Justiça Militar é acionada pelo STF para retirar patente de Bolsonaro e generais

Primeira Turma decidiu ainda pela cassação do mandato de Alexandre Ramagem e perda de cargos de Anderson Torres

A Primeira Turma do Supremo Tribunal Federal (STF) decidiu nesta quinta-feira (11) enviar ao Superior Tribunal Militar (STM) o pedido de retirada da patente do ex-presidente Jair Bolsonaro (PL), capitão reformado do Exército, e de quatro generais condenados por participação na trama golpista de 2023. A medida se baseia no artigo 142 da Constituição e abre caminho para que eles sejam definitivamente afastados das Forças Armadas.

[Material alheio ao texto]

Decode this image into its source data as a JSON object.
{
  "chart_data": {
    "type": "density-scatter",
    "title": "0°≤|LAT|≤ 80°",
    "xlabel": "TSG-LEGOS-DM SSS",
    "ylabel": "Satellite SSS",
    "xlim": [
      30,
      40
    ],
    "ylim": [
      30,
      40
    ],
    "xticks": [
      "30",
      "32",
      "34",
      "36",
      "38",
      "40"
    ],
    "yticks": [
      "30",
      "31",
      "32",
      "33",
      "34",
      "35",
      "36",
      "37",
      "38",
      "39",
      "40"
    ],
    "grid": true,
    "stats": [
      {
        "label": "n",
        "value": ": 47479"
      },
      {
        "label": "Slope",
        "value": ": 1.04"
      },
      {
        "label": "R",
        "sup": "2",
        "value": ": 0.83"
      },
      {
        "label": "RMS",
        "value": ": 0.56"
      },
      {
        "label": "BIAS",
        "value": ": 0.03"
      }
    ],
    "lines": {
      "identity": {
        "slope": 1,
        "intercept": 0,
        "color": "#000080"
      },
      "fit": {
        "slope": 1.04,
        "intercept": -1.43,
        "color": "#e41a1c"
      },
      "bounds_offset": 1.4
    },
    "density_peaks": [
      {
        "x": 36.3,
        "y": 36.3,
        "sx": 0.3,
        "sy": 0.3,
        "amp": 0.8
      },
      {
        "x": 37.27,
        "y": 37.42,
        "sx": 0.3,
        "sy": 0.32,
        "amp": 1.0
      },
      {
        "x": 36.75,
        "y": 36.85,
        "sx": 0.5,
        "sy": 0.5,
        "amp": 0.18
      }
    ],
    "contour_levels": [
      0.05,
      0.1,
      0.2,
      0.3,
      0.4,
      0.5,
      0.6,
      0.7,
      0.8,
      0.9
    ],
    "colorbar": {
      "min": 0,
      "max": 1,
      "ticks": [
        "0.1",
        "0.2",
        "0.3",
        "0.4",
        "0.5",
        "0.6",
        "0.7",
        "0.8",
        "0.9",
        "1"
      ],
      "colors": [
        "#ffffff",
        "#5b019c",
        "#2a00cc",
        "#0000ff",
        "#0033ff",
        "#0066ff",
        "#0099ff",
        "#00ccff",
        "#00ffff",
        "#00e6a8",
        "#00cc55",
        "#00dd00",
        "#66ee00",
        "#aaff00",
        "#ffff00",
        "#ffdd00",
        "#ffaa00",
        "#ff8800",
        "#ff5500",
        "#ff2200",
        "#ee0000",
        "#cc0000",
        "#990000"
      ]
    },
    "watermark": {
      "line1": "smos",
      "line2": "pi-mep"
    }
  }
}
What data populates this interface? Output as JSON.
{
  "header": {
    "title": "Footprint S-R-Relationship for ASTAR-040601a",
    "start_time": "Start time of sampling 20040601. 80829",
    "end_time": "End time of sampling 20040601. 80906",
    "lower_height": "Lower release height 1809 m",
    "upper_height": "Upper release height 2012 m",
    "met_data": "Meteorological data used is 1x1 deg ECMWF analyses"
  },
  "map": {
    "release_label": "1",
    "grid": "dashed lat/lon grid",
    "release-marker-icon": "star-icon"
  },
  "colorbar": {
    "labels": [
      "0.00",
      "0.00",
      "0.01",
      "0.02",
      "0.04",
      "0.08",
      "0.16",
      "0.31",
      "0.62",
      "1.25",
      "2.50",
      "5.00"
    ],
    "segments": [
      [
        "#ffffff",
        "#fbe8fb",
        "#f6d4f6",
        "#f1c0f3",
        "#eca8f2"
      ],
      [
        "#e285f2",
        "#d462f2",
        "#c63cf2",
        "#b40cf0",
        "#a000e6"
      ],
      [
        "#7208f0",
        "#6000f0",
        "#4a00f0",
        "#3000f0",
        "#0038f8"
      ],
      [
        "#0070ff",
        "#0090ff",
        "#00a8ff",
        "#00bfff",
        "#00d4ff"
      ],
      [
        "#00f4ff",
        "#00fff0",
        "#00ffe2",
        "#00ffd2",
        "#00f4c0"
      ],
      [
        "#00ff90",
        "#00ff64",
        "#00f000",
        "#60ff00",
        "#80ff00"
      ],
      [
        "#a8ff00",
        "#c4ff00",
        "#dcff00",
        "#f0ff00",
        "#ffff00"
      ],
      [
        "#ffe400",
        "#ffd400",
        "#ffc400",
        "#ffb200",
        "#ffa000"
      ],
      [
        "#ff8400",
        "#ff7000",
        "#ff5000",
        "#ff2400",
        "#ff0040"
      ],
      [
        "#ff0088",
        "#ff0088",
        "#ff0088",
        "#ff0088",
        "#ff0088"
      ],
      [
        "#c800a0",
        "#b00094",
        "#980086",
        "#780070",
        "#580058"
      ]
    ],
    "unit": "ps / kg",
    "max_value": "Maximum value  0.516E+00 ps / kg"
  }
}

Militares e civis condenados
Dos oito réus condenados, seis são militares: Bolsonaro, Paulo Sérgio Nogueira, Augusto Heleno, Braga Netto, Almir Garnier e Mauro Cid. Este último, tenente-coronel, foi poupado da perda de patente em razão do acordo de delação premiada. Os únicos civis do grupo são o deputado federal Alexandre Ramagem (PL-RJ) e o ex-ministro da Justiça Anderson Torres. Bolsonaro recebeu a pena mais dura: 27 anos e 3 meses de prisão por tentativa de golpe de Estado e outros crimes ligados à permanência ilegal no poder.

Impacto na carreira militar
O Ministério Público Militar só poderá enviar representação ao STM após o trânsito em julgado do processo no Supremo. Como as penas aplicadas superam dois anos de prisão, a expectativa é que os militares sejam declarados “mortos fictícios” para as Forças Armadas. Nessa condição, perdem direitos de carreira, benefícios e têm os salários convertidos em pensão aos dependentes.

Cassação de Ramagem e Torres
A decisão também levou à perda imediata do mandato de Alexandre Ramagem. O relator, ministro Alexandre de Moraes, destacou que a condenação em regime fechado torna inviável a permanência no cargo. A determinação será comunicada à Mesa da Câmara, responsável por formalizar a cassação. Já Anderson Torres perde os vínculos com a Polícia Federal.

Precedentes no Supremo
A cassação de Ramagem segue precedentes recentes do STF. Em junho, a Corte determinou a perda do mandato da deputada Carla Zambelli (PL-SP), também após condenação criminal. Agora, o caso será submetido ao plenário da Câmara dos Deputados, onde são necessários ao menos 257 votos para confirmar a destituição definitiva.